If insurance doesn’t cover CAM and you’re going to pursue the treatment anyway, you can always try to fight the good fight. Cover your bases by getting a physician referral, using a state licensed CAM practitioner (preferably associated with a conventional health provider office), and asking him/her to write a letter to the insurance company describing the treatment course and its value for your condition. Make the case by then including whatever solid published research you can find showing the treatment’s demonstrated effectiveness for your condition. Also, check out the respective professional association for your particular CAM treatment. As the NCCAM notes, oftentimes these associations keep track of insurance issues related to their field: who covers or reimburses for what, etc. If you’re fighting a claim that’s already been denied, talk with the provider’s billing staff about how the treatment was coded on the claim.
If you’re using CAM treatments without any health insurance (or efforts to get your policy to cover them), consider other ways to lower your cost outlay. Flexible Savings Accounts and Health Savings Accounts allow you to use set aside funds for certain CAM treatments. Be sure to talk to a representative to get the full details on coverage and conditions.
Finally, just let me say that I realize not every alternative therapy can or should be covered. Indeed, a good many are questionable at best, and just as many are wholly bogus. Critics complain there isn’t sufficient scientific proof that CAM therapies work. Truthfully, this is an argument I understand and appreciate on a theoretical level. Even the treatments that appear most promising are frequently supported by smaller studies of less than stellar design. Nonetheless, when you know a thing or two about science, you realize that the actual practice too often differs from the theoretical principle. Plenty of Big Pharma’s solutions don’t exhibit any more effectiveness than some CAM treatments. Sure, Big Pharma has the money to set up large studies and then ghostwrite seemingly objective articles that get big press. The fact is, CAM therapies don’t have big industry dollars behind them. That doesn’t change my view of the studies themselves, but it leads me to at least suspend disbelief on some level.
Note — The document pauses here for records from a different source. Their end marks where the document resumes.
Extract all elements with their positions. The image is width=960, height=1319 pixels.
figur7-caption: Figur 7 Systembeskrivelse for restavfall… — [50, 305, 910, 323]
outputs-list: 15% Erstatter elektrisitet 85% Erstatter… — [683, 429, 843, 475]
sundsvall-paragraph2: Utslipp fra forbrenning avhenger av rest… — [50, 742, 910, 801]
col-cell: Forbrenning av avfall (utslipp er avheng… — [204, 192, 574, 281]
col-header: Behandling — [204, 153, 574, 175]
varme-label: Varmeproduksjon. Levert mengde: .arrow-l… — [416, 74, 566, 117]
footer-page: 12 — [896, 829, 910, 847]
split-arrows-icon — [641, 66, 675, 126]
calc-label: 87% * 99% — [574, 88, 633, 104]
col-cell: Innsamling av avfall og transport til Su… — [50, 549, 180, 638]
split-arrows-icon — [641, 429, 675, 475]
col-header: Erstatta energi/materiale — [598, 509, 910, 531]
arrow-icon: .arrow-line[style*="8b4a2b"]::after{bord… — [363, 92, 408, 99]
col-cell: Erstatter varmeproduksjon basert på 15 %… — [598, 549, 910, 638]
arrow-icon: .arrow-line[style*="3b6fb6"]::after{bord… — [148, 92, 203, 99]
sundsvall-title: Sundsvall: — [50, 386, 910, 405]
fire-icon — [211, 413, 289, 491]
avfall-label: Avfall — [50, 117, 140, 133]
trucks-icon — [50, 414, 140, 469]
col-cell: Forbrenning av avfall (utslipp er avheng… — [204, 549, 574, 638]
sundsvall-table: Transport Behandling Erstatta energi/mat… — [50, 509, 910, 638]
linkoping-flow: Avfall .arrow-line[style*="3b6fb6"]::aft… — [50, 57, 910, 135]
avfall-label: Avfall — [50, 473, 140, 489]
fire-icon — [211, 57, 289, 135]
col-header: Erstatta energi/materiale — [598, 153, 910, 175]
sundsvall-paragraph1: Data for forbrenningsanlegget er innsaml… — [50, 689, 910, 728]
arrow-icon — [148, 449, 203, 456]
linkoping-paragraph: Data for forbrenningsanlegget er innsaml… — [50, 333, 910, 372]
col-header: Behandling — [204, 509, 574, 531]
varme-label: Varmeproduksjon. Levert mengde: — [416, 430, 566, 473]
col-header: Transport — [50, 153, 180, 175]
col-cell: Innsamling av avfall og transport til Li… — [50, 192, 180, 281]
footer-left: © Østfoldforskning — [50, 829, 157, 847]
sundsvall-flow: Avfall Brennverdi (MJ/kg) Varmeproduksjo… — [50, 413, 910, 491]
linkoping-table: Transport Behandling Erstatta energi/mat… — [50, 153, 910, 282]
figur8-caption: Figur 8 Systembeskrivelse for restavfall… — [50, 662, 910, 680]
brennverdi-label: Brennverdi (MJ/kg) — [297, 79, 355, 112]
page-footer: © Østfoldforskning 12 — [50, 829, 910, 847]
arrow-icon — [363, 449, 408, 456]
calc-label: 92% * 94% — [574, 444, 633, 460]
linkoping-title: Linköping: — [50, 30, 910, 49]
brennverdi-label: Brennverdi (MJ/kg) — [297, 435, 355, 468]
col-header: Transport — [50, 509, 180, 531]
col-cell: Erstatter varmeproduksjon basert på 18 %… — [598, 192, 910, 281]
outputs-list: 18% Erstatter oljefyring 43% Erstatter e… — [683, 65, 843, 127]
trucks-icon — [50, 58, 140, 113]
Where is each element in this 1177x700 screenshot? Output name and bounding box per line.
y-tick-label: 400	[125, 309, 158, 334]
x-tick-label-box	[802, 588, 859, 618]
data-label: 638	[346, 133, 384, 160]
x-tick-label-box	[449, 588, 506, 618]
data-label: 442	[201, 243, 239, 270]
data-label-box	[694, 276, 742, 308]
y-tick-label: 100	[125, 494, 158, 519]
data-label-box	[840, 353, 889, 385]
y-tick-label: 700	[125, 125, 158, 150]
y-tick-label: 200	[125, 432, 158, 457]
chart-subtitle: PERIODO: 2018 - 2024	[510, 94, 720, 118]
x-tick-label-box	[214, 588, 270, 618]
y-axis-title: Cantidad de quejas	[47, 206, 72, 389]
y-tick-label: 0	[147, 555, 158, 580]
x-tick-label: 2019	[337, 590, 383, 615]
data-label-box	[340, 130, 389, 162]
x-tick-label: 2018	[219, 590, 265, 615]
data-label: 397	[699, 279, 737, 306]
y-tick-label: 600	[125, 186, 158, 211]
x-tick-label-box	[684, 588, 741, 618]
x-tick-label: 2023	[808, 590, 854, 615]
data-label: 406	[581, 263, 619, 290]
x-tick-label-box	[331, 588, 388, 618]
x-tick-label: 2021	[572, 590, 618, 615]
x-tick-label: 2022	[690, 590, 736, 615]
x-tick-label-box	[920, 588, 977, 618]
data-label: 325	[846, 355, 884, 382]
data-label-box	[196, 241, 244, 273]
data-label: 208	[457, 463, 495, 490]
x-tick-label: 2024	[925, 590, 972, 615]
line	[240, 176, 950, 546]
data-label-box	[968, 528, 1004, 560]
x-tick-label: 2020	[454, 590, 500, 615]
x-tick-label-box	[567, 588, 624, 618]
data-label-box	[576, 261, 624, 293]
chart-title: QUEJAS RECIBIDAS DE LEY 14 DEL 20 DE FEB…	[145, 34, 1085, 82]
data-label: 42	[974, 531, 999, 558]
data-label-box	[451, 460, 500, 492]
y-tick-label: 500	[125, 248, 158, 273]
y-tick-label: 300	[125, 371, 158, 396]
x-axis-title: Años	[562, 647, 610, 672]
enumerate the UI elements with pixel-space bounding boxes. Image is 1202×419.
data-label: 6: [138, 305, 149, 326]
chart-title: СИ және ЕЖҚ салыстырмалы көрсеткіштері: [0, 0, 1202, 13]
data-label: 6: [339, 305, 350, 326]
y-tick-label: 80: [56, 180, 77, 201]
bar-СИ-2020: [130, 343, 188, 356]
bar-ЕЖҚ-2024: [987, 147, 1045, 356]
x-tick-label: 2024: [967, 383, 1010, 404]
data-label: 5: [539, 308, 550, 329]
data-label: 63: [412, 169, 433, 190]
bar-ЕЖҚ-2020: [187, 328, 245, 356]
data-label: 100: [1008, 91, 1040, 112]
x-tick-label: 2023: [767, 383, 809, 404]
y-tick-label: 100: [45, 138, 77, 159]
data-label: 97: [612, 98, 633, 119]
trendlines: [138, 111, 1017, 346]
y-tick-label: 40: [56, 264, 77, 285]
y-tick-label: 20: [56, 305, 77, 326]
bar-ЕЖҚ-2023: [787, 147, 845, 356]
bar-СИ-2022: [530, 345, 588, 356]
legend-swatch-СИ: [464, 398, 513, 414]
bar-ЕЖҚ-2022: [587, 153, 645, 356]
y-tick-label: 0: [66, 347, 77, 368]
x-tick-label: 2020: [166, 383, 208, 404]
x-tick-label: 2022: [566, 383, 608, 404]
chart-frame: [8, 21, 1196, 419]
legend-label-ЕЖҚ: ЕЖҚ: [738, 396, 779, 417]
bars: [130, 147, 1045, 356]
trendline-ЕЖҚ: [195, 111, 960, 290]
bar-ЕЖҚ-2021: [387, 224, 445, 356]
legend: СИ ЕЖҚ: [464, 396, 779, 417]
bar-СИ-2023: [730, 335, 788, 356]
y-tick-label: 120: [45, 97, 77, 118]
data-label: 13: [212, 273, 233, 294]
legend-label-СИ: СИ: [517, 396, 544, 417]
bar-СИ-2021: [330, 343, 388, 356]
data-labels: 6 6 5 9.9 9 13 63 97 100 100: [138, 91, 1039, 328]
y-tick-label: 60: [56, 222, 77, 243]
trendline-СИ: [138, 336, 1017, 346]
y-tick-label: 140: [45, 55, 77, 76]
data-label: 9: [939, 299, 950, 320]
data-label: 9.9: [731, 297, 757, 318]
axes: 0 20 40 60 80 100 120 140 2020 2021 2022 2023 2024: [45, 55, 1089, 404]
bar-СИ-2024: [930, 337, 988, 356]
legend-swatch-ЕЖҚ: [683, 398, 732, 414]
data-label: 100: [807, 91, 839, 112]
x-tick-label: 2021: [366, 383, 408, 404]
Science is science, but I guess the contrarian in me is a little more sympathetic to alternative/complementary treatments that show initial promise and need to be studied more rigorously than I am to many conventional treatments that have a well-funded agenda (and massive lobbying power) behind them. I’d argue that just as many conventional treatments (particularly pharmaceutical interventions) are questionable or outright bogus as the most suspect CAM therapies. Just a couple weeks ago, research showed that a simple niacin formula was more effective than Big Pharma’s Zetia in preventing artery plaque. There’s also the issue of cost. Many drugs cost upwards of $10,000-20,000 a year. Drug companies will pay for these no questions asked. Alternative therapies that might add up to a $1000 or less in a given year for the same condition aren’t even considered. It’s a drop in the bucket for a big insurance giant but a potential budget-buster for many folks.
Let me what you think. Do you have tips, experiences in this arena? As always, thanks for the great questions, and keep ‘em coming!